El secretario general del PSOE mira para otro lado en los casos de corrupción en los que están implicados o imputados miembros de su partid

El secretario general del PSOE, Alfredo Pérez Rubalcaba, está preocupado por la corrupción... pero la de los otros partidos. Se muestra intransigente con las malas prácticas en la política, como debe ser, pero mira para otro lado cuando se trata de sus siglas. Defiende la apertura de comisiones de investigación en el Congreso y no escatima en gestos al indicar que solicitará al juez instructor del «caso Gürtel» que investigue las presuntas «comisiones ilegales» del ex tesorero del PP Luis Bárcenas. Pero... ¿cuando se trata de su propio partido?

En estos momentos, en los que sigue al frente de la secretaría general del PSOE, hay tres casos abiertos de supuesta corrupción entre sus filas, aunque ha optado por la inacción.
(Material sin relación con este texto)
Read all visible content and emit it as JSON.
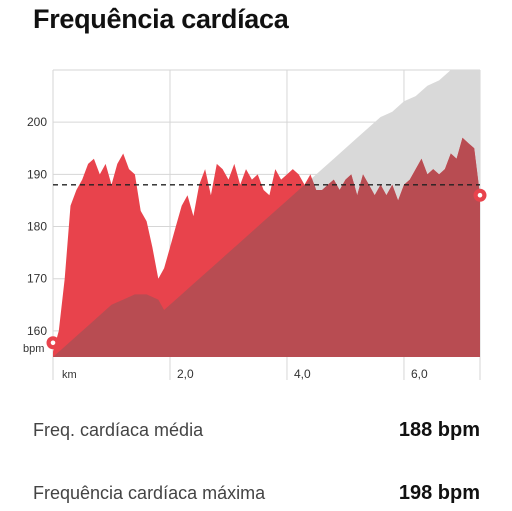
{
  "header": {
    "title": "Frequência cardíaca"
  },
  "stats": [
    {
      "label": "Freq. cardíaca média",
      "value": "188 bpm"
    },
    {
      "label": "Frequência cardíaca máxima",
      "value": "198 bpm"
    }
  ],
  "colors": {
    "heart_rate_fill": "#e8434c",
    "elevation_fill": "#d9d9d9",
    "overlap_fill": "#b84c52",
    "average_line": "#222222",
    "marker_ring": "#e8434c",
    "grid": "#d6d6d6",
    "axis_text": "#333333"
  },
  "chart_data": {
    "type": "area",
    "xlabel": "",
    "x_unit_label": "km",
    "y_unit_label": "bpm",
    "ylim": [
      155,
      210
    ],
    "xlim": [
      0,
      7.3
    ],
    "y_ticks": [
      160,
      170,
      180,
      190,
      200
    ],
    "x_ticks": [
      2.0,
      4.0,
      6.0
    ],
    "x_tick_labels": [
      "2,0",
      "4,0",
      "6,0"
    ],
    "grid": true,
    "average_line": 188,
    "series": [
      {
        "kind": "heart_rate",
        "x": [
          0,
          0.1,
          0.2,
          0.3,
          0.4,
          0.5,
          0.6,
          0.7,
          0.8,
          0.9,
          1.0,
          1.1,
          1.2,
          1.3,
          1.4,
          1.5,
          1.6,
          1.7,
          1.8,
          1.9,
          2.0,
          2.1,
          2.2,
          2.3,
          2.4,
          2.5,
          2.6,
          2.7,
          2.8,
          2.9,
          3.0,
          3.1,
          3.2,
          3.3,
          3.4,
          3.5,
          3.6,
          3.7,
          3.8,
          3.9,
          4.0,
          4.1,
          4.2,
          4.3,
          4.4,
          4.5,
          4.6,
          4.7,
          4.8,
          4.9,
          5.0,
          5.1,
          5.2,
          5.3,
          5.4,
          5.5,
          5.6,
          5.7,
          5.8,
          5.9,
          6.0,
          6.1,
          6.2,
          6.3,
          6.4,
          6.5,
          6.6,
          6.7,
          6.8,
          6.9,
          7.0,
          7.1,
          7.2,
          7.3
        ],
        "values": [
          156,
          160,
          170,
          184,
          187,
          189,
          192,
          193,
          190,
          192,
          188,
          192,
          194,
          191,
          190,
          183,
          181,
          176,
          170,
          172,
          176,
          180,
          184,
          186,
          182,
          188,
          191,
          186,
          192,
          191,
          189,
          192,
          188,
          191,
          189,
          190,
          187,
          186,
          191,
          189,
          190,
          191,
          190,
          188,
          190,
          187,
          187,
          188,
          189,
          187,
          189,
          190,
          186,
          190,
          188,
          186,
          188,
          186,
          188,
          185,
          188,
          189,
          191,
          193,
          190,
          191,
          190,
          191,
          194,
          193,
          197,
          196,
          195,
          186
        ]
      },
      {
        "kind": "elevation",
        "x": [
          0,
          0.2,
          0.4,
          0.6,
          0.8,
          1.0,
          1.2,
          1.4,
          1.6,
          1.8,
          1.9,
          2.0,
          2.2,
          2.4,
          2.6,
          2.8,
          3.0,
          3.2,
          3.4,
          3.6,
          3.8,
          4.0,
          4.2,
          4.4,
          4.6,
          4.8,
          5.0,
          5.2,
          5.4,
          5.6,
          5.8,
          6.0,
          6.2,
          6.4,
          6.6,
          6.8,
          7.0,
          7.2,
          7.3
        ],
        "values": [
          155,
          157,
          159,
          161,
          163,
          165,
          166,
          167,
          167,
          166,
          164,
          165,
          167,
          169,
          171,
          173,
          175,
          177,
          179,
          181,
          183,
          185,
          187,
          189,
          191,
          193,
          195,
          197,
          199,
          201,
          202,
          204,
          205,
          207,
          208,
          210,
          212,
          213,
          214
        ]
      }
    ]
  }
}
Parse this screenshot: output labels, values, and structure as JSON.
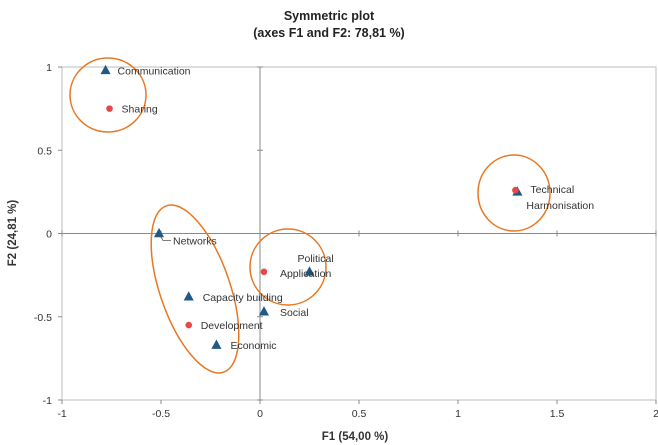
{
  "chart_data": {
    "type": "scatter",
    "title": "Symmetric plot",
    "subtitle": "(axes F1 and F2: 78,81 %)",
    "xlabel": "F1 (54,00 %)",
    "ylabel": "F2 (24,81 %)",
    "xlim": [
      -1,
      2
    ],
    "ylim": [
      -1,
      1
    ],
    "x_ticks": [
      "-1",
      "-0.5",
      "0",
      "0.5",
      "1",
      "1.5",
      "2"
    ],
    "y_ticks": [
      "1",
      "0.5",
      "0",
      "-0.5",
      "-1"
    ],
    "grid": false,
    "legend": "none",
    "series": [
      {
        "marker": "triangle",
        "color": "#1f5a86",
        "points": [
          {
            "label": "Communication",
            "x": -0.78,
            "y": 0.98
          },
          {
            "label": "Networks",
            "x": -0.51,
            "y": 0.0
          },
          {
            "label": "Political",
            "x": 0.25,
            "y": -0.23
          },
          {
            "label": "Capacity building",
            "x": -0.36,
            "y": -0.38
          },
          {
            "label": "Social",
            "x": 0.02,
            "y": -0.47
          },
          {
            "label": "Economic",
            "x": -0.22,
            "y": -0.67
          },
          {
            "label": "Harmonisation",
            "x": 1.3,
            "y": 0.25
          }
        ]
      },
      {
        "marker": "circle",
        "color": "#e8474a",
        "points": [
          {
            "label": "Sharing",
            "x": -0.76,
            "y": 0.75
          },
          {
            "label": "Application",
            "x": 0.02,
            "y": -0.23
          },
          {
            "label": "Development",
            "x": -0.36,
            "y": -0.55
          },
          {
            "label": "Technical",
            "x": 1.29,
            "y": 0.26
          }
        ]
      }
    ],
    "annotations": {
      "ellipse_color": "#e87722"
    }
  }
}
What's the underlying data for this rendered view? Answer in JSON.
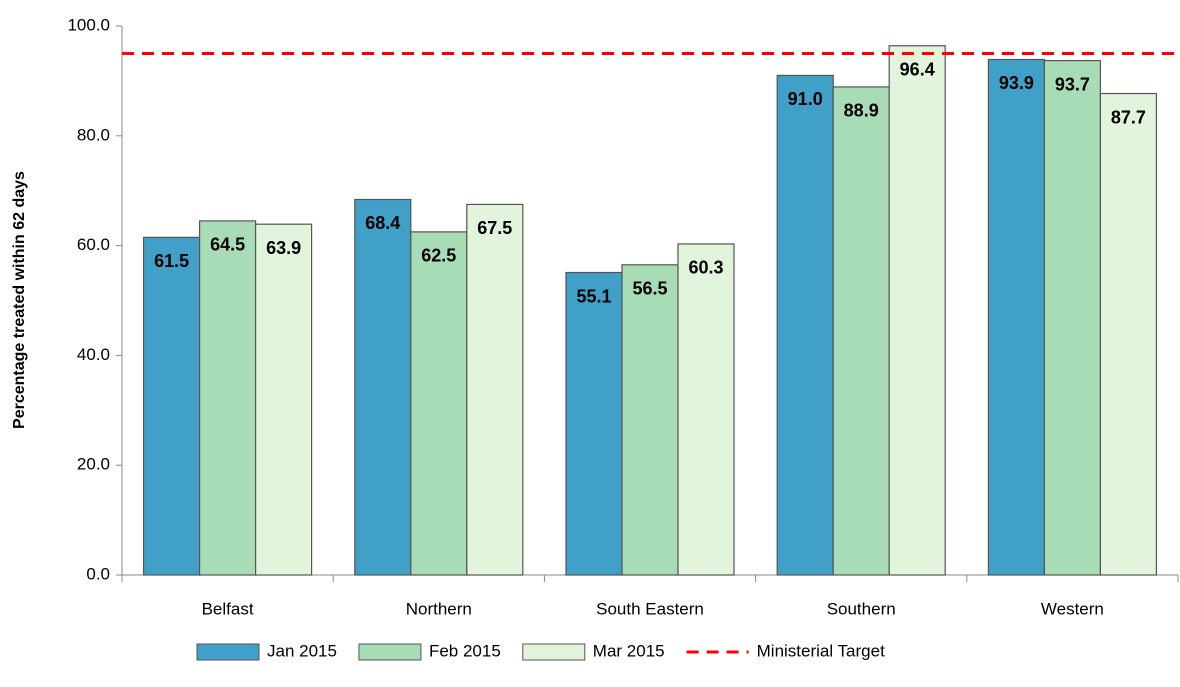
{
  "chart_data": {
    "type": "bar",
    "y_label": "Percentage treated within 62 days",
    "categories": [
      "Belfast",
      "Northern",
      "South Eastern",
      "Southern",
      "Western"
    ],
    "series": [
      {
        "name": "Jan 2015",
        "color": "#41a0c8",
        "values": [
          61.5,
          68.4,
          55.1,
          91.0,
          93.9
        ],
        "value_labels": [
          "61.5",
          "68.4",
          "55.1",
          "91.0",
          "93.9"
        ]
      },
      {
        "name": "Feb 2015",
        "color": "#a8dcb6",
        "values": [
          64.5,
          62.5,
          56.5,
          88.9,
          93.7
        ],
        "value_labels": [
          "64.5",
          "62.5",
          "56.5",
          "88.9",
          "93.7"
        ]
      },
      {
        "name": "Mar 2015",
        "color": "#e2f4dc",
        "values": [
          63.9,
          67.5,
          60.3,
          96.4,
          87.7
        ],
        "value_labels": [
          "63.9",
          "67.5",
          "60.3",
          "96.4",
          "87.7"
        ]
      }
    ],
    "target": {
      "name": "Ministerial Target",
      "value": 95,
      "color": "#ff0000"
    },
    "ylim": [
      0,
      100
    ],
    "yticks": [
      {
        "value": 0,
        "label": "0.0"
      },
      {
        "value": 20,
        "label": "20.0"
      },
      {
        "value": 40,
        "label": "40.0"
      },
      {
        "value": 60,
        "label": "60.0"
      },
      {
        "value": 80,
        "label": "80.0"
      },
      {
        "value": 100,
        "label": "100.0"
      }
    ]
  }
}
José Antonio Griñán continúa como presidente del PSOE y sigue al frente de la Junta de Andalucía a pesar de su supuesta implicación en el caso de los ERE fraudulentos, que ha supuesto el libramiento irregular de más de mil millones de euros entre 2001 y 2011, la década que investiga la jueza encargada del caso, Mercedes Alaya. La supuesta implicación de Griñán se deriva principalmente de su gestión como consejero de Economía y Hacienda, entre 2004 y 2009. La Intervención General de la Junta, el máximo órgano de fiscalización, advirtió reiteradamente a partir de 2005 de que la Junta estaba «prescindiendo de forma total y absoluta» del procedimiento administrativo establecido para el pago de las ayudas del «fondo de reptiles», la polémica partida 31. El centro de su implicación radica en que la Intervención remitió esos informes alertando de irregularidades al consejero de Empleo con copia al consejero de Economía y Hacienda, ya que de él dependía jerárquicamente la Intervención. Y éste no actuó. En su defensa, Griñán esgrime que nunca leyó esos informes, informa A. M.

Otro de los frentes que sigue abierto con implicación de miembros del PSOE es el «caso Campeón». El ex ministro de Fomento, ex secretario de organización del PSOE y ahora diputado en el Congreso José Blanco sigue parapetado en su escaño a pesar de estar imputado en la operación que investiga si el empresario Jorge Dorribo, propietario de la farmacéutica Nupel, pagó comisiones al entonces ministro de Fomento y a otros políticos para que agilizáran la tramitación de varios expedientes que afectaban a su compañía. Dorribo fue el único de los detenidos que ingresó en prisión, aunque quedó en libertad. En concreto, declaró a la juez que había pagado 200.000 euros al primo de Blanco, como condición para poder pedir algunos favores al ministro, con el que se entrevistó en una gasolinera de Lugo. Rubalcaba defendió a Blanco porque «no ha hecho nada, es un caso electoral», y dijo que pondría la mano en el fuego por él. El caso sigue abierto.

El secretario general del PSOE también ha defendido la inocencia del alcalde de Sabadell, Manuel Bustos, a pesar de estar imputado en el «caso Mercurio». Fiscalía y los Mossos basan su acusación en un mínimo de tres delitos: malversación de fondos públicos, trato de influencias y omisión del deber de perseguir delitos. Bustos cesó de manera temporal de su cargo como alcalde hasta el levantamiento del sumario. Rubalcaba barre fuera de casa y de lo de casa prefiere no hablar.